During the Gartner Data and Analytics Summit in Sydney, Sally Parker, senior director analyst at Gartner and Peter Krensky, director analyst at Gartner broke down how more data, can actually hinder not help organisations.

Parker said, “But giving me all the data is not a strategy. We shouldn't just be data plumbers, laying data pipelines from source to storage we should also act as our organisation's data concierge, guiding them to the source of data that provides the right insights.”

For a very long time, business leaders have only been seeing data as an asset but they should also see it as a liability, Parker added.

“How can we ensure that the data that we have is an asset and not a liability? How can we ensure the data that we have is being used to drive business results? The truth is, we don't necessarily want lots of data,” she said.

There are three ways to obtain data that will make organisations smarter knowing what data a business has, not underestimating small data and thinking about the data a business creates.

Understanding the data a business owns

An organisation might not have a shortage of data, but what it will have is a scarcity of accurate metadata, according to Krensky.

He said, “Without metadata, we do not have meaningful data. Without metadata, we don't know what we have, we don't know what it means or where it came from. Traditionally, it requires a lot of effort to maintain accurate and usable metadata. But by applying machine learning techniques to our metadata, we can transform it into active metadata.”

Active metadata continually detects and adjusts to the patterns in our data, Krensky explained.

“This is going to enable self-organising and self-optimising design concepts such as the data fabric. This is not only a more efficient data management environment, but it also drives usage,” he added.

Using small data

Krensky sees small data as an ingredient substitute while cooking, it may not be the correct component but it could enhance the meal in different ways.

He said, “In our case, as we will look at data we are collecting and storing. Is there other data that would be better, more accurate, safer, cheaper, more accessible? Can we use that data instead of the data we collect?”

Never underestimate the power of small data to be more insightful than big data, Krensky said,

“Just like a minimum viable product is enough to get the job done, we should aspire to minimum viable datasets,” he added.

Smarter data

Increasingly, some of the most valuable data will be the data that organisations create and not the data that they collect.

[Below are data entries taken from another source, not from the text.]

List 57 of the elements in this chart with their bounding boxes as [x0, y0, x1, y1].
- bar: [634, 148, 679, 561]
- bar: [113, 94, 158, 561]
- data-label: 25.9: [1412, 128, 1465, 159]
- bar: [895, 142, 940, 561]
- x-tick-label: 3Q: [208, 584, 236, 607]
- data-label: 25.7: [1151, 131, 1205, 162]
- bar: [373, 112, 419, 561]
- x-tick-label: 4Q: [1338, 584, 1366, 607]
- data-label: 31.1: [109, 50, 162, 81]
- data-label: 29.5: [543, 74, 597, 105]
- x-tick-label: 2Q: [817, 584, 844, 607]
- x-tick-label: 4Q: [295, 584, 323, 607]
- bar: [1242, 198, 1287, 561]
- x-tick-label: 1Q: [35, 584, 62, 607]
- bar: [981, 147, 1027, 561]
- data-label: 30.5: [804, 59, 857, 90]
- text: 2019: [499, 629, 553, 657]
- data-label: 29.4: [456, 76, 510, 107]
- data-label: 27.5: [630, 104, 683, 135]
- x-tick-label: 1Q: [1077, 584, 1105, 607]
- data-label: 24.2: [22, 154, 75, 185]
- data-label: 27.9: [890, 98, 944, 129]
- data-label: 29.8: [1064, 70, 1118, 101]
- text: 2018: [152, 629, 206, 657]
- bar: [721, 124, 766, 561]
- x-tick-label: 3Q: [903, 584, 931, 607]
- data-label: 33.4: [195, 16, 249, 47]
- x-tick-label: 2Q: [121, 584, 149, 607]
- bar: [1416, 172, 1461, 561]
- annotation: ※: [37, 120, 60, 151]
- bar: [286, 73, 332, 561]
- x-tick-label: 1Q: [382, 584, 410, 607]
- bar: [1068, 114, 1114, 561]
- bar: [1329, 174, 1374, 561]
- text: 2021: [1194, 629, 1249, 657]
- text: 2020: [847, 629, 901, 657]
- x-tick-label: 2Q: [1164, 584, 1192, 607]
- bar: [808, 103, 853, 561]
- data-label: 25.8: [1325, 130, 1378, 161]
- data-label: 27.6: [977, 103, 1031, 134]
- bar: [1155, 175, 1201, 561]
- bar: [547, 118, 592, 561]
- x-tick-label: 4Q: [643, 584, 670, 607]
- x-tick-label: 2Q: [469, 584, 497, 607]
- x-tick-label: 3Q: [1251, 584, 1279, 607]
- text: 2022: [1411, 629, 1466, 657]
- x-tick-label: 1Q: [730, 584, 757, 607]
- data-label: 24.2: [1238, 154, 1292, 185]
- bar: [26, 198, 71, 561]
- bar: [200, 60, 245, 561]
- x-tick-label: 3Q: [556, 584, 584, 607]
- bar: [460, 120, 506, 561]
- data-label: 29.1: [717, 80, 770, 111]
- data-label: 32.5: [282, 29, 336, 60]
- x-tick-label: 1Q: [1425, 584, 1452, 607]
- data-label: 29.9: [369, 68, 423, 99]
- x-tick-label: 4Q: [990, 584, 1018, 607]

According to Parker, synthetic data is artificially created data that has similar attributes to the data that it mimics. She said it's become really important for two reasons.

“First, we can use synthetic data to reduce that data liability we estimate that by 2025, synthetic data will enable organisations to avoid 70 percent of privacy violations. If you have a sensitive customer or patient data that you would like to use but you can't, you could replace it with synthetic data without losing any of the insights it can deliver,” Parker explained.

Secondly, synthetic data enables businesses to move faster and fill the gaps in their actual data.

She said, “Gartner estimates that by 2030 the majority of the data that we use to build data models will be synthetic data. This is crucial in a world of artificial intelligence, and model building, where our data often lacks rare target variables.

“Start investigating synthetic data because today's use cases of reduced risk will enable tomorrow's use cases of better predictive models,” she ended.